What would actually work, and why it will not happen soon

PHTI's participants identified the lever, and it is not technological. Reimbursement policy is the strongest tool for driving systemwide savings. Everything else is a faster horse.

Some structural fixes are in motion. CMS-0057-F requires Medicare Advantage, Medicaid and marketplace plans to stand up prior authorization APIs by January 1, 2027, with response deadlines of 72 hours for urgent requests and seven days for standard ones. More than 50 health plans have pledged real-time responses to 80% of electronic requests by 2027. Standardized APIs and digitized medical policies would reduce the information asymmetry that the bots are currently fighting over.

But an API standardizes the pipe, not the policy. If the 5,000 codes and the incompatible medical necessity definitions survive, faster plumbing just delivers the same dispute at higher speed. And the more radical options PHTI raises, such as abandoning up-front review in favor of postpayment audit, or letting providers skip prior authorization entirely in exchange for a discounted rate, would require someone to give up leverage. Nobody gives up leverage because a report recommends it.

The only guaranteed winner

Set aside providers and payers for a moment and ask a simpler question. Who is definitely making money on this?

The vendors. The coding engines, the ambient scribes, the prior authorization automation platforms, the payer-side review models, the revenue cycle management firms selling optimization to hospitals and denial management to insurers, sometimes within the same corporate family. That layer collects regardless of who wins any individual claim, and it collects more the longer the war goes on.
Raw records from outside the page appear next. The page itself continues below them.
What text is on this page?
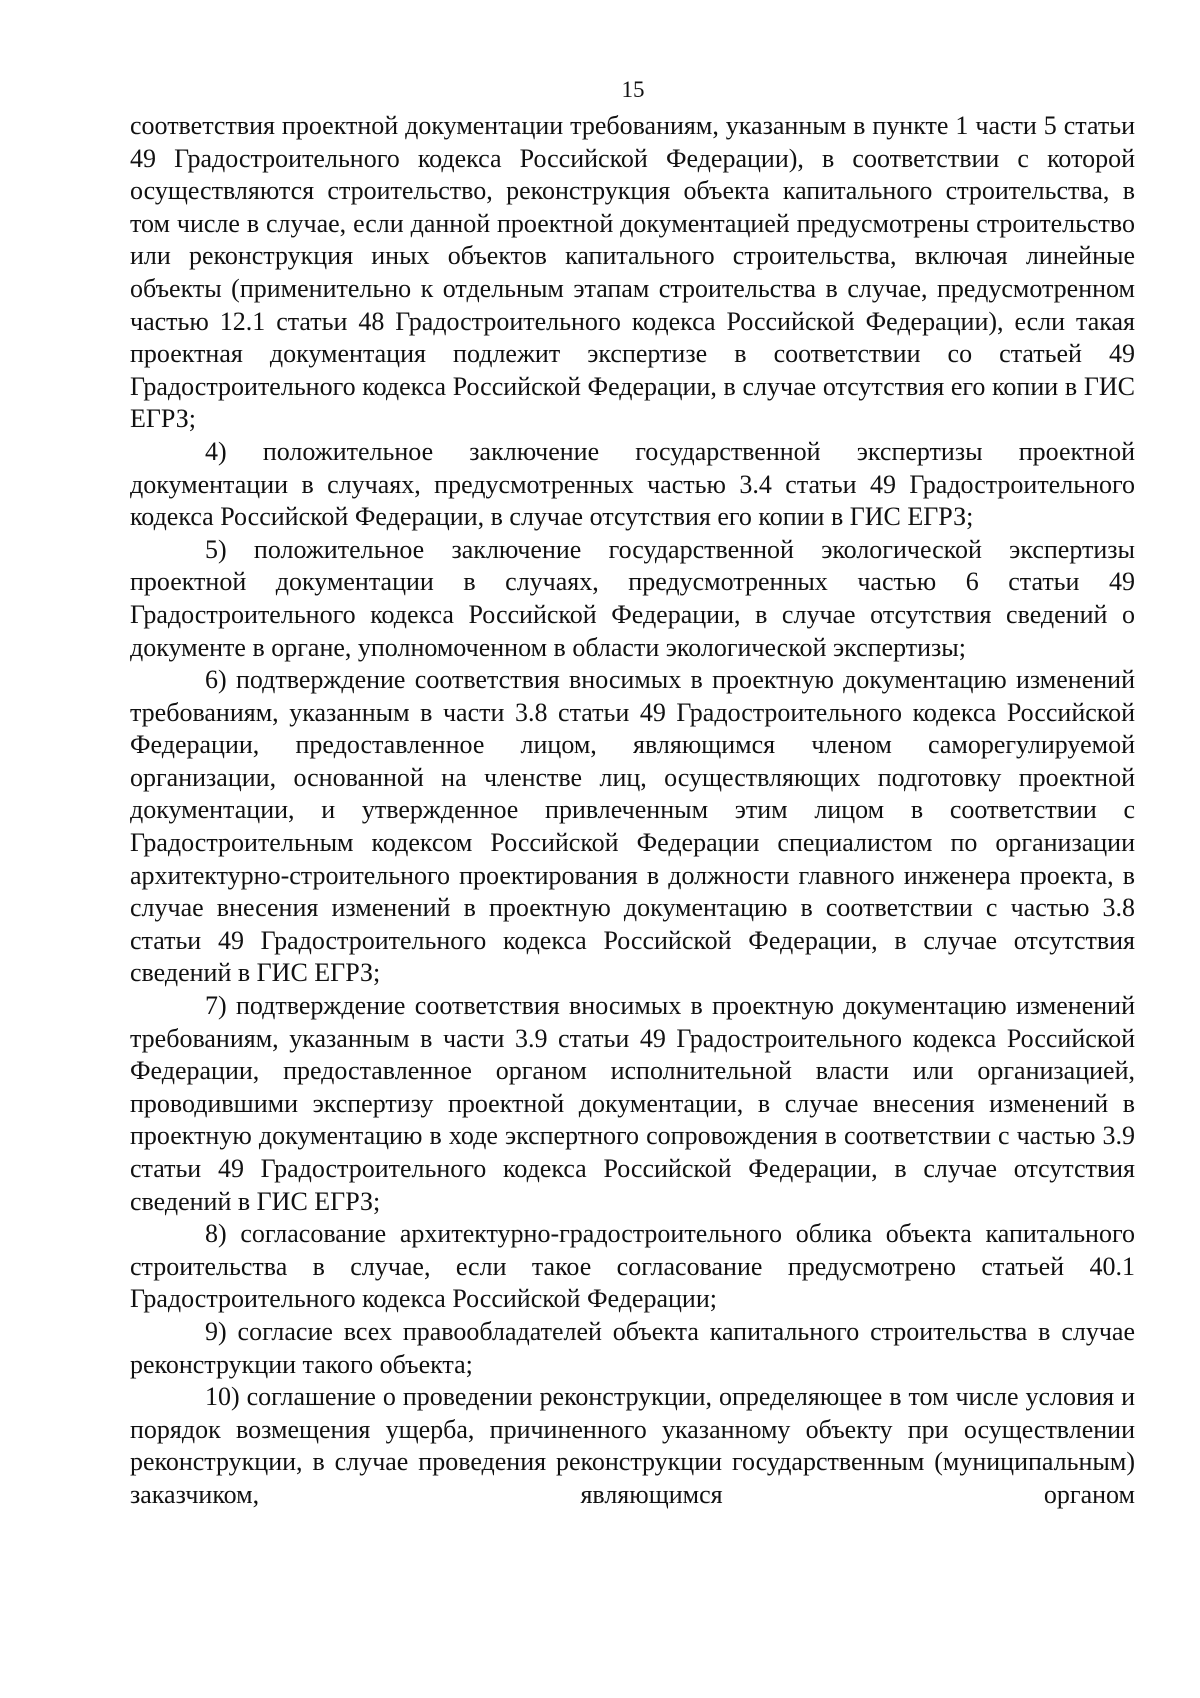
15

соответствия проектной документации требованиям, указанным в пункте 1 части 5 статьи 49 Градостроительного кодекса Российской Федерации), в соответствии с которой осуществляются строительство, реконструкция объекта капитального строительства, в том числе в случае, если данной проектной документацией предусмотрены строительство или реконструкция иных объектов капитального строительства, включая линейные объекты (применительно к отдельным этапам строительства в случае, предусмотренном частью 12.1 статьи 48 Градостроительного кодекса Российской Федерации), если такая проектная документация подлежит экспертизе в соответствии со статьей 49 Градостроительного кодекса Российской Федерации, в случае отсутствия его копии в ГИС ЕГРЗ;

4) положительное заключение государственной экспертизы проектной документации в случаях, предусмотренных частью 3.4 статьи 49 Градостроительного кодекса Российской Федерации, в случае отсутствия его копии в ГИС ЕГРЗ;

5) положительное заключение государственной экологической экспертизы проектной документации в случаях, предусмотренных частью 6 статьи 49 Градостроительного кодекса Российской Федерации, в случае отсутствия сведений о документе в органе, уполномоченном в области экологической экспертизы;

6) подтверждение соответствия вносимых в проектную документацию изменений требованиям, указанным в части 3.8 статьи 49 Градостроительного кодекса Российской Федерации, предоставленное лицом, являющимся членом саморегулируемой организации, основанной на членстве лиц, осуществляющих подготовку проектной документации, и утвержденное привлеченным этим лицом в соответствии с Градостроительным кодексом Российской Федерации специалистом по организации архитектурно-строительного проектирования в должности главного инженера проекта, в случае внесения изменений в проектную документацию в соответствии с частью 3.8 статьи 49 Градостроительного кодекса Российской Федерации, в случае отсутствия сведений в ГИС ЕГРЗ;

7) подтверждение соответствия вносимых в проектную документацию изменений требованиям, указанным в части 3.9 статьи 49 Градостроительного кодекса Российской Федерации, предоставленное органом исполнительной власти или организацией, проводившими экспертизу проектной документации, в случае внесения изменений в проектную документацию в ходе экспертного сопровождения в соответствии с частью 3.9 статьи 49 Градостроительного кодекса Российской Федерации, в случае отсутствия сведений в ГИС ЕГРЗ;

8) согласование архитектурно-градостроительного облика объекта капитального строительства в случае, если такое согласование предусмотрено статьей 40.1 Градостроительного кодекса Российской Федерации;

9) согласие всех правообладателей объекта капитального строительства в случае реконструкции такого объекта;

10) соглашение о проведении реконструкции, определяющее в том числе условия и порядок возмещения ущерба, причиненного указанному объекту при осуществлении реконструкции, в случае проведения реконструкции государственным (муниципальным) заказчиком, являющимся органом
PHTI notes there is no evidence that cheaper cost per prior authorization decision translates to a lower average cost per claim once the cost of the AI itself is counted. Read that as what it is. The savings, such as they are, are being consumed by the tools that produced them.

An arms race is a bad metaphor because arms races can be won. This is closer to a protection racket that both sides pay into voluntarily, on the theory that the other side is paying too.

And the patient, who has no AI, no bot, and no seat at the table, receives the invoice.